First off I voted for Kerry, I was not persuaded by the Swift Boat efforts. I will not be persuaded that John McCain’s military service was not honorable.
However I am amused that some of you will complain about John’s service now being up for debate. You supported the flagellation of John Kerry’s Vietnam wartime service in the face of George Dubyah Bush’s avoidance of service. I will genuflect at John McCain’s combat experience. My judgement is that he is a true American hero. However I question those of you who did not join with me last election in hissing at Dubyah’s avoidance of service.
I believe we’re discussing the election of 2008, not 2004.

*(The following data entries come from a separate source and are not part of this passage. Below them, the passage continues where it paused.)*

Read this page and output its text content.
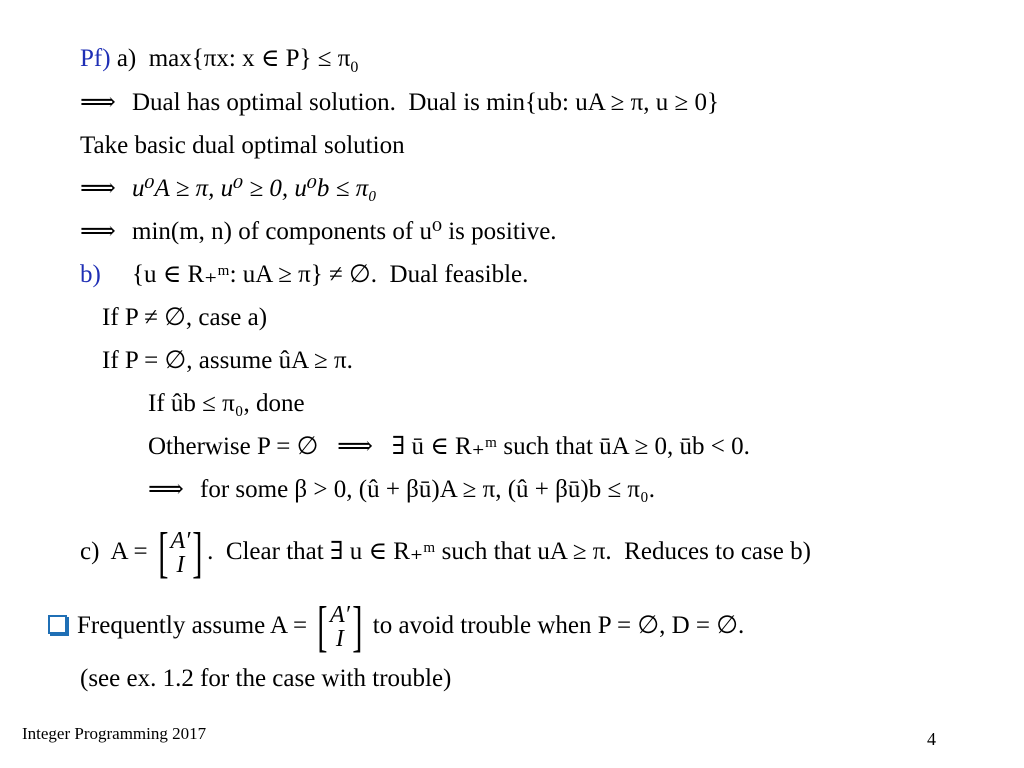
Pf) a)  max{πx: x ∈ $P\} \le \pi_0$
⟹ Dual has optimal solution.  Dual is min{ub: uA ≥ π, u ≥ 0}
Take basic dual optimal solution
⟹ u⁰A ≥ π, u⁰ ≥ 0, u⁰b ≤ π₀
⟹ min(m, n) of components of u⁰ is positive.
b) {u ∈ R₊ᵐ: uA ≥ π} ≠ ∅.  Dual feasible.
If P ≠ ∅, case a)
If P = ∅, assume ûA ≥ π.
If ûb ≤ π₀, done
Otherwise P = ∅   ⟹   ∃ ū ∈ R₊ᵐ such that ūA ≥ 0, ūb < 0.
⟹ for some β > 0, (û + βū)A ≥ π, (û + βū)b ≤ π₀.
c)  A = [ A′
I ] .  Clear that ∃ u ∈ R₊ᵐ such that uA ≥ π.  Reduces to case b)
Frequently assume A = [ A′
I ] to avoid trouble when P = ∅, D = ∅.
(see ex. 1.2 for the case with trouble)
Integer Programming 2017	4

But to amuse you, my problem was not with Kerry’s service, it was what he did afterwards.
And, again, to amuse you, why do you and others still degrade the national guard by stating it’s an “avoidance of service”?
That’s as far as I am going with this. The bottom-line is the only campaign in 2008 trying to impugn anyone is Obama’s. If you feel some Republicans did this to Kerry in 2004, fine. But that doesn’t mean two wrongs make a right.
By Obama’s surrogates going after McCain’s service, not only are they walking political thin-ice, but they are also showing how nervous they are about McCain’s strength as an opponent.
To my mind, McCain’s experiences as a POW are more a character indicator than “work experience”. That (i think) is the point that a number of these commenters are (unsuccessfully) trying to make. This piece of his history helps demonstrate his strength of character and resolve, but his daily experiences as a POW certainly don’t show any similarity to the duties of the presidency. Republicans keep hitting Obama on his lack of “experience”, but then point at McCain’s time as a POW as evidence of his. It is this meme that to my mind Obama supporters are trying to counter, that McCain’s time as a POW somehow is more relevant to the office of the president than anything Obama has done.
Yes, his POW history is admirable, and quite relevant mainly as his actions help show what kind of a person he is. But it did not “prepare him” IMHO to be the president any more than Obama’s time as president of the Harvard Law Review prepared him to assume the role of chief executive.
J.R.
While I was not old enough to do so, my oldest brother served in the 101st in Vietnam. He volunteered to serve, and did not wait for his number to come up. Unlike him, while I served in the military long enough to retire, the Vietnam War was over by the time I raised my hand.
However I am old enough to remember back to the days that my oldest brother (now deceased) sought to serve. Getting a National Guard ticket meant you could escape the danger. That was the reality back then.
Nowadays serving in the National Guard, just like in WWII, means front line service. But that is not what such service meant back during Vietnam. Such service meant you avoided real danger and George Dubyah Bush benefitted by never serving even a single day in combat.